In an unusual case, the state’s highest court will consider whether the state’s two casinos – Encore Boston Harbor and MGM Springfield – were legally allowed to offer less favorable odds than is typical in their blackjack games.
The SJC will hear arguments in the two cases Wednesday.
The Massachusetts Gaming Commission sets the rules that casinos must abide by in their games. But when a dispute arises, it can go to the courts. In this case, after two judges decided the same issue in different ways, the SJC decided to intervene.
The case centers on the rules of blackjack. Typically, blackjack is played with odds of 3 to 2. That means if a player’s cards add up to 21, he or she is paid $150 for a $100 wager. But the game can be played with 6-to-5 odds – a payout of $120 for a $100 bet. Generally, the 6-to-5 odds – which are less advantageous to the player – are paid out in a variation of the game with slightly different rules that increase the player’s advantage.
Until the lawsuits were brought, however, Encore Boston Harbor and MGM Springfield were running blackjack games with the traditional rules — but with 6-to-5 odds. At Encore, the tables with 6 to 5 odds were generally ones where players could wager lower amounts.
In one of the cases, A. Richard Schuster vs. Wynn Resorts Holdings, Schuster, a blackjack player, filed a lawsuit arguing that Encore Boston Harbor should not be allowed to give a 6-to-5 payout without changing the rules to the 6-to-5 variation of the game. A similar case was brought by a player named Ted DeCosmo against MGM Springfield.

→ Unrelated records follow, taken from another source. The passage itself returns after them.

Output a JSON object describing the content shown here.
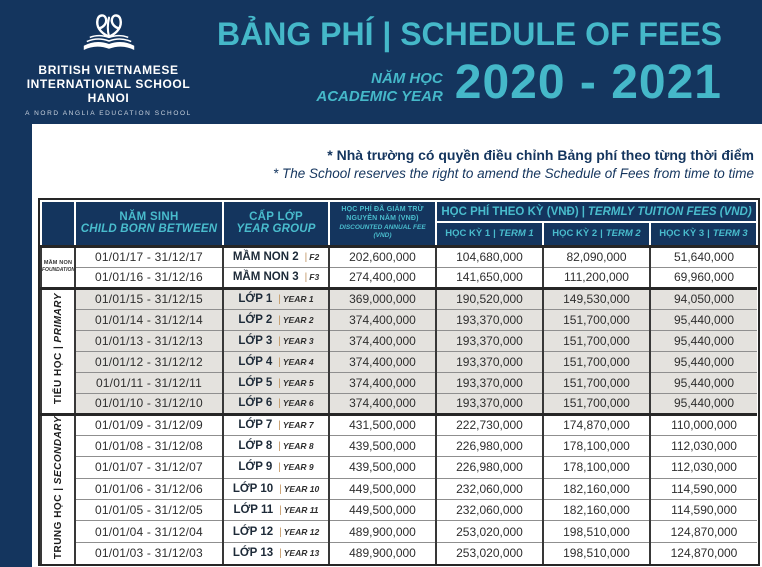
{
  "colors": {
    "navy": "#14355E",
    "teal": "#45B8C9",
    "header_text_teal": "#49BCCD",
    "row_shade": "#E4E2DE",
    "border_dark": "#262626",
    "pipe_tan": "#C1945F"
  },
  "pipe": "|",
  "header": {
    "school": {
      "name_line1": "BRITISH VIETNAMESE",
      "name_line2": "INTERNATIONAL SCHOOL",
      "name_line3": "HANOI",
      "tagline": "A NORD ANGLIA EDUCATION SCHOOL"
    },
    "title": "BẢNG PHÍ | SCHEDULE OF FEES",
    "year_label_vi": "NĂM HỌC",
    "year_label_en": "ACADEMIC YEAR",
    "year_range": "2020 - 2021"
  },
  "notes": {
    "vi": "* Nhà trường có quyền điều chỉnh Bảng phí theo từng thời điểm",
    "en": "* The School reserves the right to amend the Schedule of Fees from time to time"
  },
  "table": {
    "columns": {
      "child_born_vi": "NĂM SINH",
      "child_born_en": "CHILD BORN BETWEEN",
      "year_group_vi": "CẤP LỚP",
      "year_group_en": "YEAR GROUP",
      "annual_vi": "HỌC PHÍ ĐÃ GIẢM TRỪ NGUYÊN NĂM (VNĐ)",
      "annual_en": "DISCOUNTED ANNUAL FEE (VND)",
      "termly_vi": "HỌC PHÍ THEO KỲ (VNĐ)",
      "termly_en": "TERMLY TUITION FEES (VND)",
      "term1_vi": "HỌC KỲ 1",
      "term1_en": "TERM 1",
      "term2_vi": "HỌC KỲ 2",
      "term2_en": "TERM 2",
      "term3_vi": "HỌC KỲ 3",
      "term3_en": "TERM 3"
    },
    "sections": [
      {
        "id": "foundation",
        "label_vi": "MẦM NON",
        "label_en": "FOUNDATION",
        "rows": [
          {
            "born": "01/01/17 - 31/12/17",
            "group": "MẦM NON 2",
            "group_sub": "F2",
            "annual": "202,600,000",
            "term1": "104,680,000",
            "term2": "82,090,000",
            "term3": "51,640,000"
          },
          {
            "born": "01/01/16 - 31/12/16",
            "group": "MẦM NON 3",
            "group_sub": "F3",
            "annual": "274,400,000",
            "term1": "141,650,000",
            "term2": "111,200,000",
            "term3": "69,960,000"
          }
        ]
      },
      {
        "id": "primary",
        "label_vi": "TIỂU HỌC",
        "label_en": "PRIMARY",
        "rows": [
          {
            "born": "01/01/15 - 31/12/15",
            "group": "LỚP 1",
            "group_sub": "YEAR 1",
            "annual": "369,000,000",
            "term1": "190,520,000",
            "term2": "149,530,000",
            "term3": "94,050,000"
          },
          {
            "born": "01/01/14 - 31/12/14",
            "group": "LỚP 2",
            "group_sub": "YEAR 2",
            "annual": "374,400,000",
            "term1": "193,370,000",
            "term2": "151,700,000",
            "term3": "95,440,000"
          },
          {
            "born": "01/01/13 - 31/12/13",
            "group": "LỚP 3",
            "group_sub": "YEAR 3",
            "annual": "374,400,000",
            "term1": "193,370,000",
            "term2": "151,700,000",
            "term3": "95,440,000"
          },
          {
            "born": "01/01/12 - 31/12/12",
            "group": "LỚP 4",
            "group_sub": "YEAR 4",
            "annual": "374,400,000",
            "term1": "193,370,000",
            "term2": "151,700,000",
            "term3": "95,440,000"
          },
          {
            "born": "01/01/11 - 31/12/11",
            "group": "LỚP 5",
            "group_sub": "YEAR 5",
            "annual": "374,400,000",
            "term1": "193,370,000",
            "term2": "151,700,000",
            "term3": "95,440,000"
          },
          {
            "born": "01/01/10 - 31/12/10",
            "group": "LỚP 6",
            "group_sub": "YEAR 6",
            "annual": "374,400,000",
            "term1": "193,370,000",
            "term2": "151,700,000",
            "term3": "95,440,000"
          }
        ]
      },
      {
        "id": "secondary",
        "label_vi": "TRUNG HỌC",
        "label_en": "SECONDARY",
        "rows": [
          {
            "born": "01/01/09 - 31/12/09",
            "group": "LỚP 7",
            "group_sub": "YEAR 7",
            "annual": "431,500,000",
            "term1": "222,730,000",
            "term2": "174,870,000",
            "term3": "110,000,000"
          },
          {
            "born": "01/01/08 - 31/12/08",
            "group": "LỚP 8",
            "group_sub": "YEAR 8",
            "annual": "439,500,000",
            "term1": "226,980,000",
            "term2": "178,100,000",
            "term3": "112,030,000"
          },
          {
            "born": "01/01/07 - 31/12/07",
            "group": "LỚP 9",
            "group_sub": "YEAR 9",
            "annual": "439,500,000",
            "term1": "226,980,000",
            "term2": "178,100,000",
            "term3": "112,030,000"
          },
          {
            "born": "01/01/06 - 31/12/06",
            "group": "LỚP 10",
            "group_sub": "YEAR 10",
            "annual": "449,500,000",
            "term1": "232,060,000",
            "term2": "182,160,000",
            "term3": "114,590,000"
          },
          {
            "born": "01/01/05 - 31/12/05",
            "group": "LỚP 11",
            "group_sub": "YEAR 11",
            "annual": "449,500,000",
            "term1": "232,060,000",
            "term2": "182,160,000",
            "term3": "114,590,000"
          },
          {
            "born": "01/01/04 - 31/12/04",
            "group": "LỚP 12",
            "group_sub": "YEAR 12",
            "annual": "489,900,000",
            "term1": "253,020,000",
            "term2": "198,510,000",
            "term3": "124,870,000"
          },
          {
            "born": "01/01/03 - 31/12/03",
            "group": "LỚP 13",
            "group_sub": "YEAR 13",
            "annual": "489,900,000",
            "term1": "253,020,000",
            "term2": "198,510,000",
            "term3": "124,870,000"
          }
        ]
      }
    ]
  }
}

A Superior Court judge dismissed DeCosmo’s lawsuit against MGM, finding in favor of the casino. But a US District Court judge ruled in favor of Schuster, saying Encore could not give the lower payout.
The Massachusetts Gaming Commission, whose Investigations and Enforcement Bureau examined the issue, has said its rules allowed 6-to-5 odds even with the traditional blackjack game, and the casinos did nothing wrong. After the US District Court ruling, the Massachusetts Gaming Commission clarified its rules to make clear that casinos could allow a 6-to-5 payout under traditional blackjack rules, as long as the odds are displayed in plain sight so players are aware of the rules. Those changes went into effect in October 2020.
The SJC took up the case to clarify the law in light of the disparate judicial rulings. While neither case challenges the Gaming Commission’s amended rules, attorneys for the players seek to have the casinos compensate players who were paid out using the lower odds during the time between when the casinos opened and when the Gaming Commission clarified its rules to explicitly allow the lower odds in traditional games. MGM opened in August 2018 and Encore in June 2019.
Schuster, in an SJC brief, pans the new rules as “anti-consumer” and says they will “bilk Massachusetts consumers out of an additional 30 million dollars in Blackjack revenues each year” — though he is not challenging the Gaming Commission’s authority to set those rules.
The casinos say they are simply playing by the rules. “There is no mystery behind why both gaming licensees, the [Massachusetts Gaming Commission], the [Investigations and Enforcement Bureau], and the Superior Court below have all concluded that the Blackjack Rules permit the challenged 6 to 5 blackjack payouts: they do,” attorneys for MGM Springfield wrote.